Coffman’s 20 years at UNK included compassion, love and loyalty to many

Bonnie Coffman

Job Title: Outreach coordinator, International Education
Years at UNK: 20
Career Path: Office associate, UNK Department of Chemistry, 1989-93; Office associate, SVCASA, 1999-2004; Campus events coordinator, 2004-09; Outreach coordinator, International Education, 2009-20.
Family: Husband, Randy; Son, Jason, of Overland Park, Kansas; Daughter, Rory, of Lincoln; Stepdaughter, Sarah, UNK freshman.
Hobbies/Interests: I’m on the golf course every moment I can be. I also enjoy biking, running, weightlifting, reading, travel, good music and delicious food.

Three words that describe your personality?
Fun-loving, compassionate and conscientious.

Share something about yourself that few people know?
I graduated from Kearney State College in 1984 with a B.S. in music business. I play five musical instruments and love to sing. My favorite musical experience is playing bass in big bands. My most meaningful musical opportunity is playing on the worship team at Kearney eFree Church.

What did you like most about your job?
Being able to dialogue with prospective international students who request information. I love sharing the amazing experience they can have if they choose UNK. On the other hand, the thing I do that I think is most important is the International Friendship Program – connecting our students with caring local families. Statistics show that nearly 75% of international students in the U.S. are never invited into an American home. That is not the case for UNK international students. Nearly 50% of our students have a family they connect with regularly.

What mentor has helped you the most in your career?
Dr. Jim Roark helped me grow the most. I worked for him twice, in the Chemistry Department and Academic Affairs. In chemistry, he asked me to produce a newsletter. I would write articles, and he would return them to me with more comments in red than I’d ever received on papers in my English classes. I am very thankful for Dr. Roark teaching me to write. It has helped me in every position since.

What is your favorite thing about UNK?
I love the culture at UNK. Chancellor Kristensen says it best, “ … a small, private-college atmosphere on a major state university campus.” Students are known by their professors, who truly want to help them achieve professional success. People are friendly, helpful and caring. It’s also a vibrant campus. There is always so much going on that anyone can be involved in, whether they are students, staff or community members.

Where is your favorite place to visit on campus?
My husband and I enjoy working out at the Wellness Center. It’s a blessing for staff, current and retired, and their families have access to it. It’s such a nice facility.

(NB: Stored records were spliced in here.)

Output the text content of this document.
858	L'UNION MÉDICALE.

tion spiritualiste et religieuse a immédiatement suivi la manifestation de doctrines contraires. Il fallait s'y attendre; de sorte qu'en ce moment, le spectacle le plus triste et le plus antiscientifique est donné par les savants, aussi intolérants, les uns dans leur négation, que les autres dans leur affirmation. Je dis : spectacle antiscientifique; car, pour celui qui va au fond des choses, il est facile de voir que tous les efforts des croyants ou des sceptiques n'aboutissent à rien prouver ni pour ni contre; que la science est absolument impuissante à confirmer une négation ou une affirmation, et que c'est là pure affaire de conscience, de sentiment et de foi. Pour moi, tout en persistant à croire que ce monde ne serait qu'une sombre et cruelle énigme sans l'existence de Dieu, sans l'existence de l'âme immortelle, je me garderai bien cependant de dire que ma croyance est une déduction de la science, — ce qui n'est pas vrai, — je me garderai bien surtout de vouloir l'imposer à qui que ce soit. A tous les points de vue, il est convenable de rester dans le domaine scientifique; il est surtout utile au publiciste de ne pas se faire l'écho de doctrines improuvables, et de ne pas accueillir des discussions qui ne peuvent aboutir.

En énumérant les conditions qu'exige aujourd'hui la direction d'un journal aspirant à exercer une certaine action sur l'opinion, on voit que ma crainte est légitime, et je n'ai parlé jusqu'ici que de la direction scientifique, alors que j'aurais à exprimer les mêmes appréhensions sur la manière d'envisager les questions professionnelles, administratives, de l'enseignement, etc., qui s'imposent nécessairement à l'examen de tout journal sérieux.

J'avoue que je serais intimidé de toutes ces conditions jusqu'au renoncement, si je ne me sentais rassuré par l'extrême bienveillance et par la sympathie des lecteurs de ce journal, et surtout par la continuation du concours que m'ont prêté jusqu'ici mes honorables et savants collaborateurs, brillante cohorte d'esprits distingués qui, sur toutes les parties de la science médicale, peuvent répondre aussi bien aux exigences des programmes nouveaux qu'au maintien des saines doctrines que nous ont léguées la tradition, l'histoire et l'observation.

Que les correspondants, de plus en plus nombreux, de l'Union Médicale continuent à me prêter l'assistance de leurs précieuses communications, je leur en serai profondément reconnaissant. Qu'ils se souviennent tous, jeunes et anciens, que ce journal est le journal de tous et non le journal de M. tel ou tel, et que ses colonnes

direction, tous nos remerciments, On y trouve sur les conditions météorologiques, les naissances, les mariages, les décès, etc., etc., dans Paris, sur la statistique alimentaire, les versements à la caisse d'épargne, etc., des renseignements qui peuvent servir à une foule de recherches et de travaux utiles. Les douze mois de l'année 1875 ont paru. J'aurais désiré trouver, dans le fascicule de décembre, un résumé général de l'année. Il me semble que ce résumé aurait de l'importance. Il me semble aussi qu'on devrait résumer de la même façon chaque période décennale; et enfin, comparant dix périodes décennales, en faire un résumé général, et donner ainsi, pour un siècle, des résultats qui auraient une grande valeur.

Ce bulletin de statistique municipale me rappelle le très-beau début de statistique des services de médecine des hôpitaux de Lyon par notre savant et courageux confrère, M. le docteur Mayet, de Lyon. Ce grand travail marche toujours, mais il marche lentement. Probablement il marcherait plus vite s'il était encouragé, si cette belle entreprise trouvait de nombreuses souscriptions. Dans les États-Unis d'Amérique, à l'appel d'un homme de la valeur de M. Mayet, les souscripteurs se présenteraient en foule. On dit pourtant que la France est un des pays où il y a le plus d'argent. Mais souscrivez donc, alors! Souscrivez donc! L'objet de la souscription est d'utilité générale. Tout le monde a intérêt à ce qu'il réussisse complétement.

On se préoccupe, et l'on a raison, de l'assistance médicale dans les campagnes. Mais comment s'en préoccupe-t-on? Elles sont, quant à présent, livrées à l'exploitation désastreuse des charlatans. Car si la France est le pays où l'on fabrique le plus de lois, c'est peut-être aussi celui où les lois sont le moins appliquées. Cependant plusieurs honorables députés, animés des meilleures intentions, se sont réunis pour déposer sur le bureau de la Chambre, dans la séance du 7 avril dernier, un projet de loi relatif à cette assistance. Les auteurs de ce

Biggest challenge you faced in your time at UNK?
In 2011, I was losing my dad to Alzheimer’s while coordinating my first World Affairs Conference. It was a very stressful time as I tried to finalize all the arrangements for the conference in the midst of traveling daily between Kearney and Hastings, where he was being hospitalized, and then McCook, where he was in the nursing home. I missed that year’s conference, as he passed away the opening morning with me by his side. This difficult time was made more bearable by my understanding colleagues on the conference committee.

What qualities make someone successful in your position?
A love of and loyalty to UNK so there is sincerity in promoting it. A strong work ethic. A heart of compassion for the students one serves. Enough perfectionism to do things well, but not so much that it’s impossible to be satisfied with the work produced. The ability to speak and write. Being plugged into different networks in the community in order to recruit families for the International Friendship Program.

How do you measure success, in terms of your career?
By the satisfaction of the persons I am serving. Recent grads who are preparing to return to their home countries often say their goodbyes on social media. They talk about their heartwarming experiences here and how Kearney has become their second home. It makes me feel like I have succeeded in doing my part to make their time at UNK all that it can be. The same is true when I see social media posts of our students and their host families enjoying events and activities together. Finally, when I hear from World Affairs Conference speakers and diplomats who are thankful they made the decision to participate in the conference and are so appreciative of the hospitality they received during their time here.

Tell me about the time in your life at UNK when you worked the hardest?
Coordinating the James E. Smith Midwest Conference on World Affairs is the most challenging work I did. It’s extremely time intensive for about six months. There are many moving parts that require a tremendous amount of communication with all of the potential speakers, including invitations to and additional correspondence with scholars and professionals, and all of the foreign embassies and consulates in the U.S. that serve Nebraska.

What is your fondest memory of UNK?
The life-changing opportunity to befriend students through the International Friendship Program, starting more than 20 years ago. Over the years, I befriended a number of students from Nigeria, France, China and Colombia. I still communicate with my French and Chinese students. However, I’m very close to my Colombian “kids.” I’ve traveled to Bogota to spend time with their family, and my husband and I spent a week with Carlos last year when he was receiving training in San Antonio. Our families have melded together as one.